Está aberta a temporada do sorvete. Delicioso e refrescante, ele é ótima opção para enfrentar os dias quentes que estão por vir. Fabricantes esperam aumentar as vendas e afirmam que o sorvete é importante fonte de nutrientes.
Dados da Associação Brasileira das Indústrias de Sorvetes (Abis) indicam que o alimento possui menos calorias que um ovo frito ou um pão francês: enquanto 100 gramas de sorvete de creme possuem 208 calorias, a mesma medida de pão francês tem 269 calorias e de ovo frito, 216.
Mas especialistas lembram que o consumidor deve ficar atento à composição do produto. As matérias primas utilizadas na sua fabricação é que definem a qualidade. ''Quem quer consumir sorvete nutritivo precisa dar preferência àqueles que são feitos a base de leite (os chamados cremosos). É necessário que o consumidor observe nos rótulos o que foi utilizado no preparo ou perguntar ao vendedor. As empresas são obrigadas a passar esse tipo de informação'', explica a professora doutora em Nutrição da Unopar, Rejane Neves-Souza.
Dependendo do material usado na fabricação, o alimento pode conter proteínas, açúcares, gordura vegetal e/ou animal, vitaminas A, B1, B2, B6, C, D, K, cálcio, fósforo e outros minerais essenciais numa nutrição balanceada.
Cálcio Com relação ao cálcio, o sorvete pode ser importante fonte, principalmente para quem por hábito, gosto ou intolerância à lactose, não ingere produtos lácteos na quantidade necessária.
De acordo com nutricionistas, o cálcio é um mineral essencial para a saúde de dentes e ossos e seu consumo, através da dieta e particularmente através do leite e derivados, é importante durante a infância e a adolescência, fases em que ocorrem os maiores ganhos de massa óssea.
Os especialistas informam que nos demais períodos, como durante a vida adulta e a maturidade, a dieta desempenha papel importante para manter a estrutura óssea adquirida nas fases anteriores.
Segundo Rejane, a diferença no valor calórico dos sorvetes é muito grande. Por isso, apesar de fazer bem, a população deve consumi-los com moderação. ''Tem-se que tomar muito cuidado com o produto escolhido, pois, quando há excessos, alguns tipos podem não ser considerados bons.''
Consumo O consumo do produto no Brasil é baixo, se comparado a outros países, mesmo tendo clima tropical. Aqui, o índice é de 3,5 litros per capita por ano menos de um quarto do que a população dos países nórdicos ingere, algo em torno de 20 litros por pessoa ao ano, segundo a Abis.
Para a associação, parte desses índices se explicam pelo fato do brasileiro tradicionalmente encarar o sorvete como produto exclusivo dos meses de verão, o que não acontece na Europa.
''Somos educados a acreditar que tomar sorvete no inverno faz mal, provoca gripes e resfriados. Essa é uma idéia falsa'', afirma o presidente da Abis, Eduardo Weisberg.

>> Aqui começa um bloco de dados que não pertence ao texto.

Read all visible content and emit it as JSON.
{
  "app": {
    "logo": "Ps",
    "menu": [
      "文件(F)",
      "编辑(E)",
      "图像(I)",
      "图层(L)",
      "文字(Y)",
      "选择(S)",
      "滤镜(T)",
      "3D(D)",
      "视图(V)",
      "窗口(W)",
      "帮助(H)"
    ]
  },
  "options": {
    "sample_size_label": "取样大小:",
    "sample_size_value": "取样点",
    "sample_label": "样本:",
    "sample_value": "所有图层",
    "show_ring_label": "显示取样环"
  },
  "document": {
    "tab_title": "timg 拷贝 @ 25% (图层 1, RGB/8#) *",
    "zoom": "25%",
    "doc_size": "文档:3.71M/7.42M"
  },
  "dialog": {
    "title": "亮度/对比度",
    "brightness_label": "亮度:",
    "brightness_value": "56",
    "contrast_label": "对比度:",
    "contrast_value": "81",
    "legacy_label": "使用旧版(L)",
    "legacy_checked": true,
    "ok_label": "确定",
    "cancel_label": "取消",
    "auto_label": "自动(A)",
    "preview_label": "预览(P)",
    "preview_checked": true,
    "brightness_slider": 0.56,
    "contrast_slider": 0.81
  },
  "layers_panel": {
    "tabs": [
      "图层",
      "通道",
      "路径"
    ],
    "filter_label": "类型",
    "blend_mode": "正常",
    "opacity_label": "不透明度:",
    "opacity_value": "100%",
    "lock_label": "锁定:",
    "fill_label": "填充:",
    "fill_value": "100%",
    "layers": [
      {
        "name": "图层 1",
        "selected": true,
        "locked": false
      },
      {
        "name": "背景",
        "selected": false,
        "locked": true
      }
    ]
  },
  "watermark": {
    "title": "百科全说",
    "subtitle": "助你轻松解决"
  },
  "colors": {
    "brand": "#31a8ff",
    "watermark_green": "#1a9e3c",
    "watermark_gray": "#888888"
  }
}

Outro aspecto que explicaria o baixo consumo, para empresários da área, é o fato de se classificar o produto como sobremesa. ''Nos países desenvolvidos o sorvete é entendido como outro alimento qualquer'', afirma o sócio-proprietário da Confeitaria Mister Cuca, Gustavo Willy C. Silva.
Para a professora Rejane, esses não podem ser considerados os únicos fatores. ''Acredito que o baixo consumo no país tem relação com o preço. Sorvetes industrializados não custam menos que R$ 1,50 e estes são os de frutas. Os cremosos são ainda mais caros.''
Rejane lembra que nas estatísticas podem não entrar os números de sorveterias menores, com preços mais acessíveis. Mas ela afirma que a população deve ficar atenta aos produtos mais baratos. ''Eles não costumam ter boa qualidade e a fabricação muitas vezes não cumpre normas básicas de higiene.''
''Comprar sorvetes de vendedores ambulantes é um risco, pois eles podem transmitir diversas doenças, como a diarréia, por exemplo. O consumidor deve dar preferência aos produtos de empresas identificadas e conhecidas no mercado'', completa.